The Stanford scientists used functional magnetic resonance imaging (fMRI) to identify the precise area within the L-DLPFC of each patient’s brain that had the strongest inhibitory effect on the sgACC. Previous forms of rTMS involve daily 40-minute stimulation sessions for six weeks and were able to relieve symptoms of depression in about 50% of patients with about 30% achieving remission. The Stanford researchers theorized that they could obtain better results quicker by increasing the intensity of stimulation and shorten the treatment schedule to 5 consecutive days. To do this, participants had to undergo ten 10-minute sessions per day with 50-minute intervals between them. The scientists call this intermittent theta-burst stimulation (iTBS). There are three significant reasons iTBS is considered superior to traditional rTMS. First, it allows for more magnetic pulses per session (1800 vs. 600). The second is that treatment happens over a shorter period (10 vs. 40 minutes). The final reason is that it can be better individualized to target each person’s specific needs.

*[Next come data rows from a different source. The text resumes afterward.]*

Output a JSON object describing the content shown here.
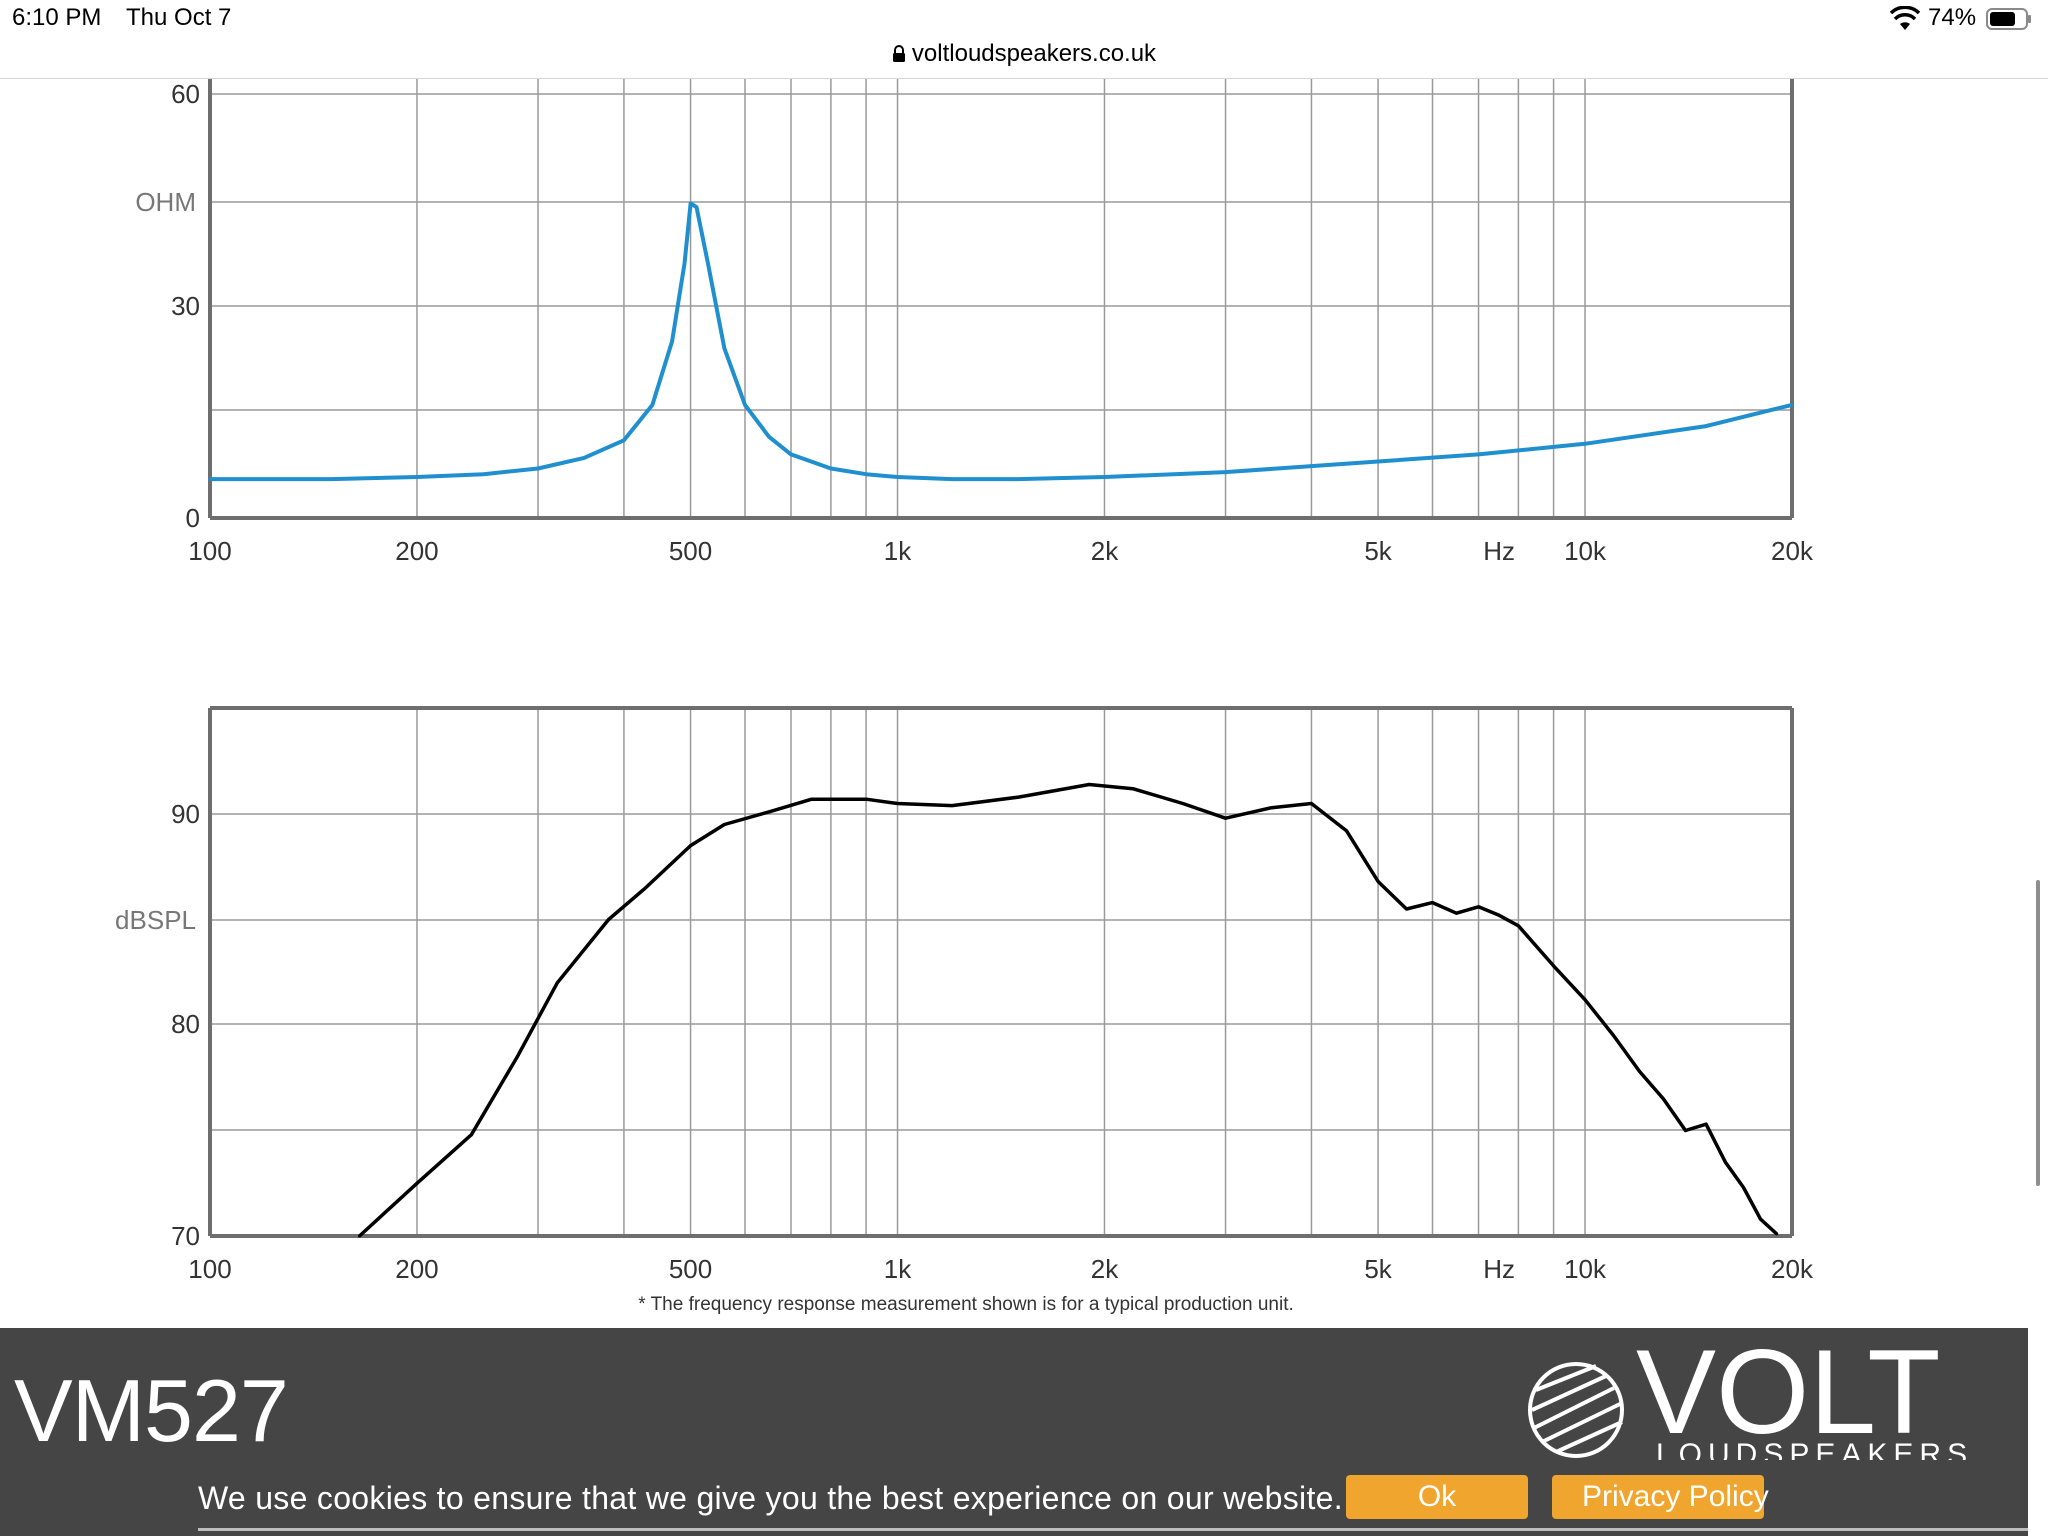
{
  "status_bar": {
    "time": "6:10 PM",
    "date": "Thu Oct 7",
    "battery_percent": "74%",
    "battery_level": 0.74,
    "url": "voltloudspeakers.co.uk"
  },
  "product": {
    "model": "VM527",
    "brand": "VOLT",
    "brand_sub": "LOUDSPEAKERS"
  },
  "cookie_banner": {
    "message": "We use cookies to ensure that we give you the best experience on our website.",
    "ok_label": "Ok",
    "privacy_label": "Privacy Policy"
  },
  "colors": {
    "impedance_line": "#1f8fcf",
    "spl_line": "#000000",
    "button": "#f0a52e",
    "banner": "#454545"
  },
  "chart_data": [
    {
      "type": "line",
      "title": "",
      "xlabel": "Hz",
      "ylabel": "OHM",
      "x_scale": "log",
      "xlim": [
        100,
        20000
      ],
      "ylim": [
        0,
        60
      ],
      "y_ticks": [
        "0",
        "30",
        "60"
      ],
      "x_ticks": [
        "100",
        "200",
        "500",
        "1k",
        "2k",
        "5k",
        "10k",
        "20k"
      ],
      "grid": true,
      "series": [
        {
          "name": "",
          "x": [
            100,
            150,
            200,
            250,
            300,
            350,
            400,
            440,
            470,
            490,
            500,
            510,
            530,
            560,
            600,
            650,
            700,
            800,
            900,
            1000,
            1200,
            1500,
            2000,
            3000,
            5000,
            7000,
            10000,
            15000,
            20000
          ],
          "y": [
            5.5,
            5.5,
            5.8,
            6.2,
            7.0,
            8.5,
            11,
            16,
            25,
            36,
            44.5,
            44,
            36,
            24,
            16,
            11.5,
            9,
            7,
            6.2,
            5.8,
            5.5,
            5.5,
            5.8,
            6.5,
            8,
            9,
            10.5,
            13,
            16
          ]
        }
      ]
    },
    {
      "type": "line",
      "title": "",
      "xlabel": "Hz",
      "ylabel": "dBSPL",
      "x_scale": "log",
      "xlim": [
        100,
        20000
      ],
      "ylim": [
        70,
        95
      ],
      "y_ticks": [
        "70",
        "80",
        "90"
      ],
      "x_ticks": [
        "100",
        "200",
        "500",
        "1k",
        "2k",
        "5k",
        "10k",
        "20k"
      ],
      "grid": true,
      "annotation": "* The frequency response measurement shown is for a typical production unit.",
      "series": [
        {
          "name": "",
          "x": [
            165,
            200,
            240,
            280,
            320,
            380,
            430,
            500,
            560,
            650,
            750,
            900,
            1000,
            1200,
            1500,
            1900,
            2200,
            2600,
            3000,
            3500,
            4000,
            4500,
            5000,
            5500,
            6000,
            6500,
            7000,
            7500,
            8000,
            9000,
            10000,
            11000,
            12000,
            13000,
            14000,
            15000,
            16000,
            17000,
            18000,
            19000
          ],
          "y": [
            70,
            72.5,
            74.8,
            78.5,
            82,
            85,
            86.5,
            88.5,
            89.5,
            90.1,
            90.7,
            90.7,
            90.5,
            90.4,
            90.8,
            91.4,
            91.2,
            90.5,
            89.8,
            90.3,
            90.5,
            89.2,
            86.8,
            85.5,
            85.8,
            85.3,
            85.6,
            85.2,
            84.7,
            82.8,
            81.2,
            79.5,
            77.8,
            76.5,
            75,
            75.3,
            73.5,
            72.3,
            70.8,
            70.1
          ]
        }
      ]
    }
  ]
}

There were 21 participants in the study. All had failed to respond to other treatments, like antidepressants, ECT, and conventional rTMS. After completing the new therapy, 19 of the participants were in remission. Another critical finding was that all of the participants had been experiencing suicidal ideation before undergoing treatment. Immediately after treatment, none of the patients reported having these thoughts. The results seem to last as well, with 60% of participants still being free from depression one month after therapy and between 80% and 100% continuing to not have suicidal thoughts. The only side effects reported were fatigue and some discomfort during treatment.

The researchers at Stanford are now conducting a more significant, double-blind trial to see if the results hold up. If it does, the efficacy of SAINT at treating suicidal ideation could provide a means of rapidly ensuring the safety of suicidal patients. Also, they plan to investigate whether SAINT will work on other conditions, like obsessive-compulsive disorder (OCD), addiction, and autism spectrum disorders.

Depression is a serious health concern for many people. To find a way to improve their condition with minimally invasive techniques would be a huge breakthrough. In addition, to be able to decrease suicidal ideation so rapidly could be a lifesaving tool. Ultimately, it comes down to increasing the quality of life for those who have been suffering for so long and the new research is very promising!